Why did Italy leave the ECT?
In May 2017, the British oil and gas company Rockhopper filed a lawsuit against Italy because the country did not grant it a concession to drill for oil in the Ombrina Mare oil field in the Adriatic Sea. Indeed, in 2016, the Italian parliament banned the introduction of new oil and natural gas extraction near the coast. Among the reasons for the ban were the high earthquake risk, the protection of the environment and tourist activities, and strong opposition from the local residents. Although the company Rockhopper has not even started producing oil in the Adriatic Sea, it is demanding more than 40 million euros in sunk costs and between 200 and 300 million euros in damages, because it will be deprived of roughly that much potential earnings due to the oil extraction ban.

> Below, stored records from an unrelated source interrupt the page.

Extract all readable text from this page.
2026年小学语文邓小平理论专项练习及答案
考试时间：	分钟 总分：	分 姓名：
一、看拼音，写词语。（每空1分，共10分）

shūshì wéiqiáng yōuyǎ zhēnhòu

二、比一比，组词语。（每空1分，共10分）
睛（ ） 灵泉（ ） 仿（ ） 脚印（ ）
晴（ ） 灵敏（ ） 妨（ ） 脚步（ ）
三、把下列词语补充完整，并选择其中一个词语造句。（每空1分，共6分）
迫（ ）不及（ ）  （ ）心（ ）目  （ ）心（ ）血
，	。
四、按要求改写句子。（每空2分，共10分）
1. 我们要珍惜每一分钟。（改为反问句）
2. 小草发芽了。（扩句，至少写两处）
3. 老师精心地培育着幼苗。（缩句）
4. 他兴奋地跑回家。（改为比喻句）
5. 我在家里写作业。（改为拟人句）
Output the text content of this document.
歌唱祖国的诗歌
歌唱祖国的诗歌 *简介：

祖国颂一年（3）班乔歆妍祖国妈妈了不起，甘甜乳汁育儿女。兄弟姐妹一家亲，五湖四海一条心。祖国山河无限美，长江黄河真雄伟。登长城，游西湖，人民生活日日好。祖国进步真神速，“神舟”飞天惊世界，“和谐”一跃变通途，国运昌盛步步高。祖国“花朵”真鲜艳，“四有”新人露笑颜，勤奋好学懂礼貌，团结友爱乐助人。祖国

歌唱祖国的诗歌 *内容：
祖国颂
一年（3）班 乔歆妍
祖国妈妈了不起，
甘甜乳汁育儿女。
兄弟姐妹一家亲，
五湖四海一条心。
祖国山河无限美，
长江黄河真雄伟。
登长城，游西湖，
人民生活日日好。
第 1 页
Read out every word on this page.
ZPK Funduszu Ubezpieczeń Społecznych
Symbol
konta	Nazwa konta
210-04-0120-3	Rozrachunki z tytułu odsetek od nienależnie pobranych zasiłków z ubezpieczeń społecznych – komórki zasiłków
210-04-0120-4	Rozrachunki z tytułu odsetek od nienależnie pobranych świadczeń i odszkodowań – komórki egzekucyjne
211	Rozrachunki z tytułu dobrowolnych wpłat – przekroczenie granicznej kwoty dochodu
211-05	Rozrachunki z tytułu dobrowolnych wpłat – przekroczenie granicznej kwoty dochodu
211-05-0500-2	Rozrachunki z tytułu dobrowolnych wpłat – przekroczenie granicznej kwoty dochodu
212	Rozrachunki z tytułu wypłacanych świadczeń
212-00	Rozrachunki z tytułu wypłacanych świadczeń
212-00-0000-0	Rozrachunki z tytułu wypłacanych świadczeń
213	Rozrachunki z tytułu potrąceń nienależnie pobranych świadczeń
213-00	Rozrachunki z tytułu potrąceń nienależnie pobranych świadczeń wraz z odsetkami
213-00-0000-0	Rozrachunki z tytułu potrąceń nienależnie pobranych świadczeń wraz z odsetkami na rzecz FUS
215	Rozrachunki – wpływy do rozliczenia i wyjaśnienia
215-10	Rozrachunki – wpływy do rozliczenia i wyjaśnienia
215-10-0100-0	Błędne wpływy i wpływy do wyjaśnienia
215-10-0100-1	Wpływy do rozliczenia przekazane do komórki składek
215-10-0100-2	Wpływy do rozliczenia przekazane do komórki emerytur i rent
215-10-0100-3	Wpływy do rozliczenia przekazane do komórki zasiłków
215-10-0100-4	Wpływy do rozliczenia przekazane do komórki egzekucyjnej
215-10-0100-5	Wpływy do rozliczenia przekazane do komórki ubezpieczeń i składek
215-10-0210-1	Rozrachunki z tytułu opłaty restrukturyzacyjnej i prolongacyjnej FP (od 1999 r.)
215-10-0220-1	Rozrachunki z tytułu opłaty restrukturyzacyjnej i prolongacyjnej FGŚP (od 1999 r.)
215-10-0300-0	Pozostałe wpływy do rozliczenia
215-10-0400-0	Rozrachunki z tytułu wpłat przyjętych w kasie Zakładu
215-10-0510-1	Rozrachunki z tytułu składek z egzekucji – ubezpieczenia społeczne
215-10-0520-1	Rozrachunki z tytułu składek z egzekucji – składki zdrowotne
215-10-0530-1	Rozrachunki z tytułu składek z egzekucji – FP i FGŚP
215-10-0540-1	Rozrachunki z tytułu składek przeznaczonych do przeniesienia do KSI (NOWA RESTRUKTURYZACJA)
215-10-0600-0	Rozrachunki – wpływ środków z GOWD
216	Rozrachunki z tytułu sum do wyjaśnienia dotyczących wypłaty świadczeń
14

In the Italian case, the timeline is also interesting. Italy withdrew from the ECT in 2015, and Rockhopper filed a lawsuit against the country more than two years later. Despite the country’s withdrawal from the ECT, the company’s lawsuit is enabled by a clause that non-government activists call the “zombie clause”. The state can be sued twenty years later for the investments made by the companies before leaving the ECT.
The former Minister of Infrastructure Jernej Vrtovec, during Slovenia’s presidency of the EU, did not want to propose Slovenia’s exit from the ECT on the European floor. It will be known in November at the latest how the government of Robert Golob will take a position on the renewed Treaty on the Energy Charter. “The ECT is incompatible with the Paris Agreement, and due to the interference with the primacy of EU law, it is very likely also with European law. It enables absurd lawsuits for dizzying sums, as we see in the case of Ascent. Therefore, it only makes sense for Slovenia to withdraw from the ECT together with the other EU members -yes, and this is also what he proposes when the EU Council considers the modernization of the ECT,” Gnezda is convinced.